Her voice trembled a little over the "we," for the sight of the little round table with its shining gla.s.s and silver had unnerved her. But she had made up her mind to be brave, and in a minute she was herself again, leading the way to her room, which Anne was to share, and doing the honors of the house generally.
The Breakers was a cottage built half of stone and half of shingles.
It was roomy and comfortable, but not as magnificent as the Judge's great mansion in Fairfax. To Judy it was home, however, and when she came down again, she sighed blissfully as she dropped into a chair in front of the blazing fire.
"Listen, Anne," she said to the little fair-haired girl, "listen--do you hear them--the wind and the waves?"

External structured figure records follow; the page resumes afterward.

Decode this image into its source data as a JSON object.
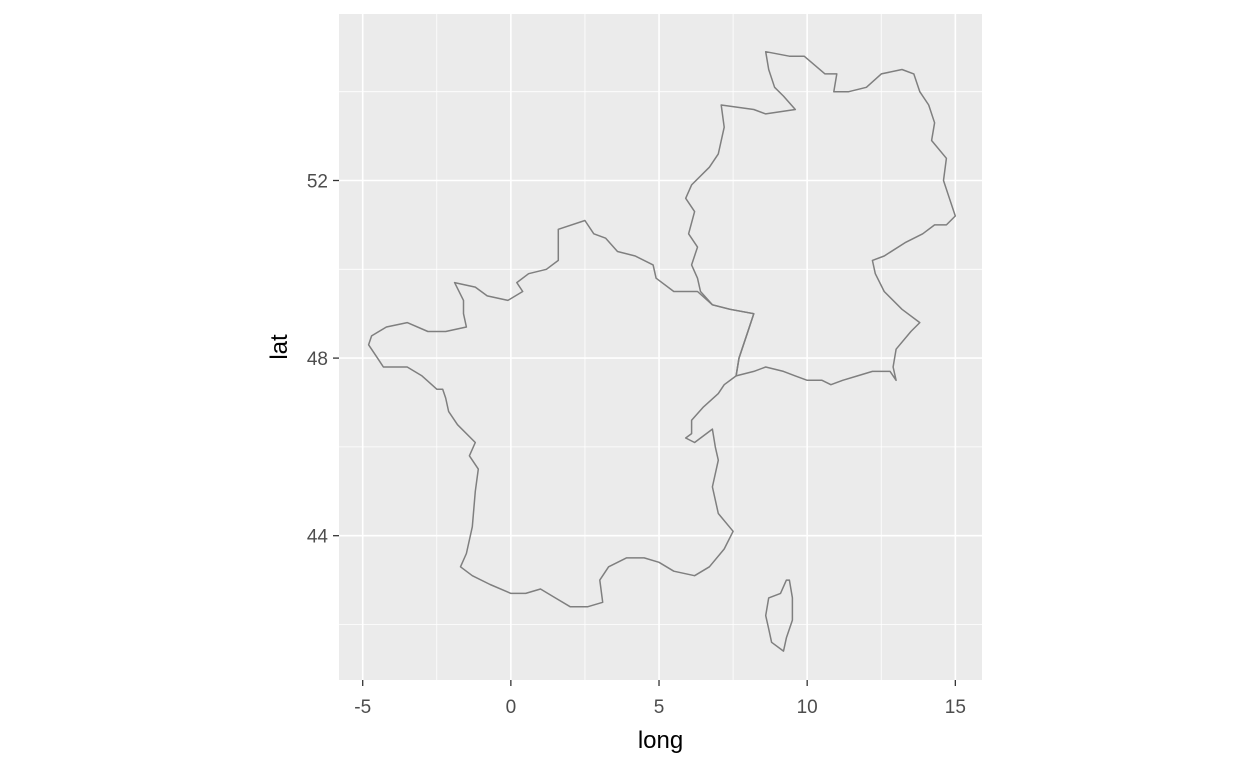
{
  "chart_data": {
    "type": "map",
    "xlabel": "long",
    "ylabel": "lat",
    "xlim": [
      -5.8,
      15.9
    ],
    "ylim": [
      40.75,
      55.75
    ],
    "x_ticks": [
      {
        "value": -5,
        "label": "-5"
      },
      {
        "value": 0,
        "label": "0"
      },
      {
        "value": 5,
        "label": "5"
      },
      {
        "value": 10,
        "label": "10"
      },
      {
        "value": 15,
        "label": "15"
      }
    ],
    "y_ticks": [
      {
        "value": 44,
        "label": "44"
      },
      {
        "value": 48,
        "label": "48"
      },
      {
        "value": 52,
        "label": "52"
      }
    ],
    "x_minor": [
      -2.5,
      2.5,
      7.5,
      12.5
    ],
    "y_minor": [
      42,
      46,
      50,
      54
    ],
    "grid": true,
    "colors": {
      "panel": "#ebebeb",
      "grid": "#ffffff",
      "outline": "#7f7f7f"
    },
    "regions": [
      {
        "name": "France",
        "coords": [
          [
            2.5,
            51.1
          ],
          [
            2.8,
            50.8
          ],
          [
            3.2,
            50.7
          ],
          [
            3.6,
            50.4
          ],
          [
            4.2,
            50.3
          ],
          [
            4.8,
            50.1
          ],
          [
            4.9,
            49.8
          ],
          [
            5.5,
            49.5
          ],
          [
            6.3,
            49.5
          ],
          [
            6.8,
            49.2
          ],
          [
            7.4,
            49.1
          ],
          [
            8.2,
            49.0
          ],
          [
            8.0,
            48.6
          ],
          [
            7.7,
            48.0
          ],
          [
            7.6,
            47.6
          ],
          [
            7.2,
            47.4
          ],
          [
            7.0,
            47.2
          ],
          [
            6.5,
            46.9
          ],
          [
            6.1,
            46.6
          ],
          [
            6.1,
            46.3
          ],
          [
            5.9,
            46.2
          ],
          [
            6.2,
            46.1
          ],
          [
            6.8,
            46.4
          ],
          [
            6.9,
            46.0
          ],
          [
            7.0,
            45.7
          ],
          [
            6.8,
            45.1
          ],
          [
            7.0,
            44.5
          ],
          [
            7.5,
            44.1
          ],
          [
            7.2,
            43.7
          ],
          [
            6.7,
            43.3
          ],
          [
            6.2,
            43.1
          ],
          [
            5.5,
            43.2
          ],
          [
            5.0,
            43.4
          ],
          [
            4.5,
            43.5
          ],
          [
            3.9,
            43.5
          ],
          [
            3.3,
            43.3
          ],
          [
            3.0,
            43.0
          ],
          [
            3.1,
            42.5
          ],
          [
            2.6,
            42.4
          ],
          [
            2.0,
            42.4
          ],
          [
            1.5,
            42.6
          ],
          [
            1.0,
            42.8
          ],
          [
            0.5,
            42.7
          ],
          [
            0.0,
            42.7
          ],
          [
            -0.7,
            42.9
          ],
          [
            -1.3,
            43.1
          ],
          [
            -1.7,
            43.3
          ],
          [
            -1.5,
            43.6
          ],
          [
            -1.3,
            44.2
          ],
          [
            -1.2,
            45.0
          ],
          [
            -1.1,
            45.5
          ],
          [
            -1.4,
            45.8
          ],
          [
            -1.2,
            46.1
          ],
          [
            -1.8,
            46.5
          ],
          [
            -2.1,
            46.8
          ],
          [
            -2.2,
            47.1
          ],
          [
            -2.3,
            47.3
          ],
          [
            -2.5,
            47.3
          ],
          [
            -3.0,
            47.6
          ],
          [
            -3.5,
            47.8
          ],
          [
            -4.3,
            47.8
          ],
          [
            -4.5,
            48.0
          ],
          [
            -4.8,
            48.3
          ],
          [
            -4.7,
            48.5
          ],
          [
            -4.2,
            48.7
          ],
          [
            -3.5,
            48.8
          ],
          [
            -2.8,
            48.6
          ],
          [
            -2.2,
            48.6
          ],
          [
            -1.5,
            48.7
          ],
          [
            -1.6,
            49.0
          ],
          [
            -1.6,
            49.3
          ],
          [
            -1.9,
            49.7
          ],
          [
            -1.2,
            49.6
          ],
          [
            -0.8,
            49.4
          ],
          [
            -0.1,
            49.3
          ],
          [
            0.4,
            49.5
          ],
          [
            0.2,
            49.7
          ],
          [
            0.6,
            49.9
          ],
          [
            1.2,
            50.0
          ],
          [
            1.6,
            50.2
          ],
          [
            1.6,
            50.9
          ],
          [
            2.5,
            51.1
          ]
        ]
      },
      {
        "name": "Corsica",
        "coords": [
          [
            9.4,
            43.0
          ],
          [
            9.5,
            42.6
          ],
          [
            9.5,
            42.1
          ],
          [
            9.3,
            41.7
          ],
          [
            9.2,
            41.4
          ],
          [
            8.8,
            41.6
          ],
          [
            8.7,
            41.9
          ],
          [
            8.6,
            42.2
          ],
          [
            8.7,
            42.6
          ],
          [
            9.1,
            42.7
          ],
          [
            9.3,
            43.0
          ],
          [
            9.4,
            43.0
          ]
        ]
      },
      {
        "name": "Germany",
        "coords": [
          [
            7.6,
            47.6
          ],
          [
            8.2,
            47.7
          ],
          [
            8.6,
            47.8
          ],
          [
            9.2,
            47.7
          ],
          [
            9.6,
            47.6
          ],
          [
            10.0,
            47.5
          ],
          [
            10.5,
            47.5
          ],
          [
            10.8,
            47.4
          ],
          [
            11.2,
            47.5
          ],
          [
            11.7,
            47.6
          ],
          [
            12.2,
            47.7
          ],
          [
            12.8,
            47.7
          ],
          [
            13.0,
            47.5
          ],
          [
            12.9,
            47.8
          ],
          [
            13.0,
            48.2
          ],
          [
            13.5,
            48.6
          ],
          [
            13.8,
            48.8
          ],
          [
            13.2,
            49.1
          ],
          [
            12.6,
            49.5
          ],
          [
            12.3,
            49.9
          ],
          [
            12.2,
            50.2
          ],
          [
            12.6,
            50.3
          ],
          [
            13.3,
            50.6
          ],
          [
            13.9,
            50.8
          ],
          [
            14.3,
            51.0
          ],
          [
            14.7,
            51.0
          ],
          [
            15.0,
            51.2
          ],
          [
            14.8,
            51.6
          ],
          [
            14.6,
            52.0
          ],
          [
            14.7,
            52.5
          ],
          [
            14.2,
            52.9
          ],
          [
            14.3,
            53.3
          ],
          [
            14.1,
            53.7
          ],
          [
            13.8,
            54.0
          ],
          [
            13.6,
            54.4
          ],
          [
            13.2,
            54.5
          ],
          [
            12.5,
            54.4
          ],
          [
            12.0,
            54.1
          ],
          [
            11.4,
            54.0
          ],
          [
            10.9,
            54.0
          ],
          [
            11.0,
            54.4
          ],
          [
            10.6,
            54.4
          ],
          [
            9.9,
            54.8
          ],
          [
            9.4,
            54.8
          ],
          [
            8.6,
            54.9
          ],
          [
            8.7,
            54.5
          ],
          [
            8.9,
            54.1
          ],
          [
            9.2,
            53.9
          ],
          [
            9.6,
            53.6
          ],
          [
            8.6,
            53.5
          ],
          [
            8.2,
            53.6
          ],
          [
            7.1,
            53.7
          ],
          [
            7.2,
            53.2
          ],
          [
            7.0,
            52.6
          ],
          [
            6.7,
            52.3
          ],
          [
            6.1,
            51.9
          ],
          [
            5.9,
            51.6
          ],
          [
            6.2,
            51.3
          ],
          [
            6.0,
            50.8
          ],
          [
            6.3,
            50.5
          ],
          [
            6.1,
            50.1
          ],
          [
            6.3,
            49.8
          ],
          [
            6.4,
            49.5
          ],
          [
            6.8,
            49.2
          ],
          [
            7.4,
            49.1
          ],
          [
            8.2,
            49.0
          ],
          [
            8.0,
            48.6
          ],
          [
            7.7,
            48.0
          ],
          [
            7.6,
            47.6
          ]
        ]
      }
    ]
  }
}
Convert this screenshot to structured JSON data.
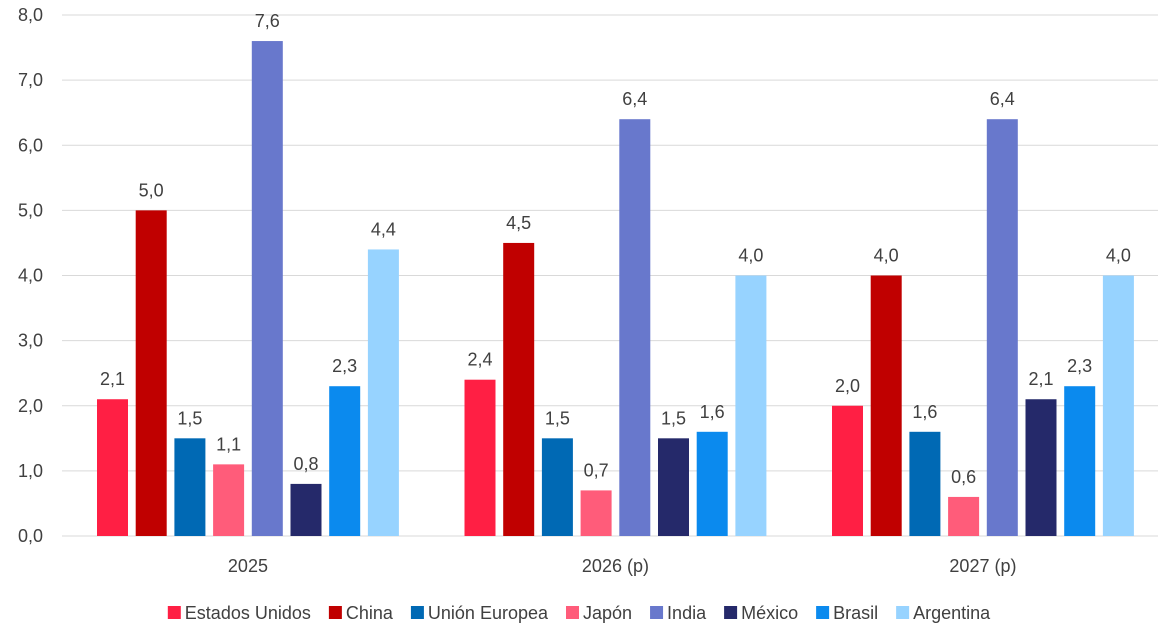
{
  "chart_data": {
    "type": "bar",
    "title": "",
    "xlabel": "",
    "ylabel": "",
    "categories": [
      "2025",
      "2026 (p)",
      "2027 (p)"
    ],
    "ylim": [
      0,
      8
    ],
    "y_ticks": [
      "0,0",
      "1,0",
      "2,0",
      "3,0",
      "4,0",
      "5,0",
      "6,0",
      "7,0",
      "8,0"
    ],
    "grid": true,
    "legend_position": "bottom",
    "series": [
      {
        "name": "Estados Unidos",
        "color": "#FF1F44",
        "values": [
          2.1,
          2.4,
          2.0
        ],
        "labels": [
          "2,1",
          "2,4",
          "2,0"
        ]
      },
      {
        "name": "China",
        "color": "#C00000",
        "values": [
          5.0,
          4.5,
          4.0
        ],
        "labels": [
          "5,0",
          "4,5",
          "4,0"
        ]
      },
      {
        "name": "Unión Europea",
        "color": "#0069B4",
        "values": [
          1.5,
          1.5,
          1.6
        ],
        "labels": [
          "1,5",
          "1,5",
          "1,6"
        ]
      },
      {
        "name": "Japón",
        "color": "#FF5C7A",
        "values": [
          1.1,
          0.7,
          0.6
        ],
        "labels": [
          "1,1",
          "0,7",
          "0,6"
        ]
      },
      {
        "name": "India",
        "color": "#6878CC",
        "values": [
          7.6,
          6.4,
          6.4
        ],
        "labels": [
          "7,6",
          "6,4",
          "6,4"
        ]
      },
      {
        "name": "México",
        "color": "#25296A",
        "values": [
          0.8,
          1.5,
          2.1
        ],
        "labels": [
          "0,8",
          "1,5",
          "2,1"
        ]
      },
      {
        "name": "Brasil",
        "color": "#0B8AEE",
        "values": [
          2.3,
          1.6,
          2.3
        ],
        "labels": [
          "2,3",
          "1,6",
          "2,3"
        ]
      },
      {
        "name": "Argentina",
        "color": "#97D3FF",
        "values": [
          4.4,
          4.0,
          4.0
        ],
        "labels": [
          "4,4",
          "4,0",
          "4,0"
        ]
      }
    ]
  }
}
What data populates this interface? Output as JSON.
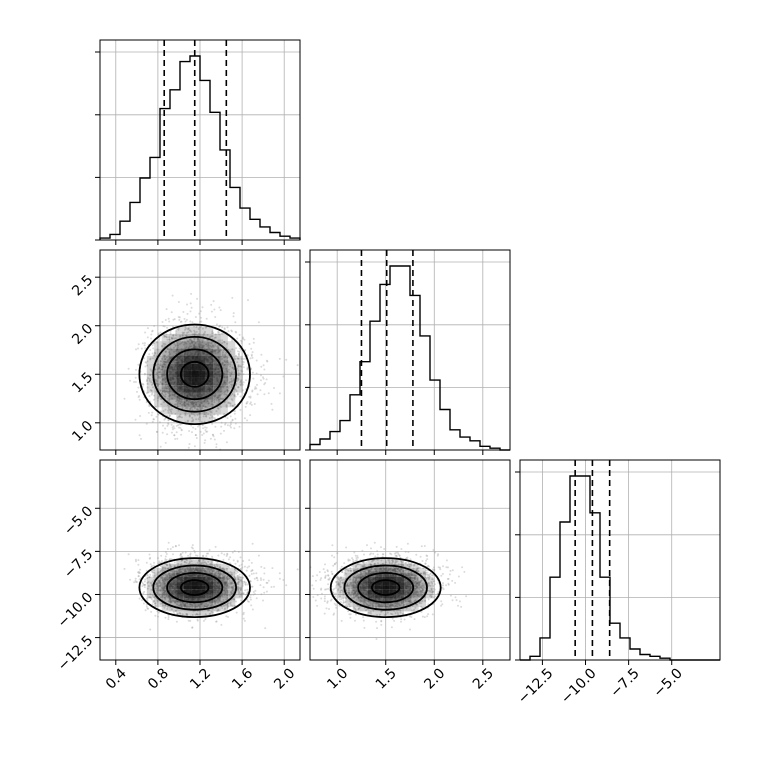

Anne was not quite sure that she liked it--the moaning of the wind, and the ceaseless swish--boom, crash of the waves.
"I wish it was daylight so that I could see the ocean," she said, politely, "I think it must be lovely and blue and big--"
"It is lovely now," said Judy, and went to the window and drew back the curtain.
"Look out here, Anne--"
As Anne looked out, the moon showed for an instant in a ragged sky and lighted up a wild waste of waters, whose white edge of foam ran up the beach half-way to the cottage.
"How high the waves are," said little Anne.
"I have seen them higher than that," exulted Judy. "I have seen them so high that they seemed to tower above our roof."
"Weren't you afraid?"
"They couldn't hurt me, and it was grand."
"Supper is served, miss," announced Perkins, coming in with a chafing-dish and a half-dozen fresh eggs on a silver tray.
"I thought you might like something hot, sir," he said to the Judge with a supercilious glance at the cold collation which Mrs. Adams had provided, and with that he proceeded on the spot to make an omelette--puffy, fluffy, and perfect.
It was a cozy scene--the old butler in his white coat bending over the shining silver dish with the blue flame underneath. The polished mahogany of the table giving out rich reflections as the ruddy light of the fire played over it. The sparkling gla.s.s, the quaint old silver, Judy's violets all fragrant and dewy in the center, and at the head of the table the Judge in a great armchair, and on each side the two girls, the dark-haired and the fair-haired, in white gowns and crisp ribbons.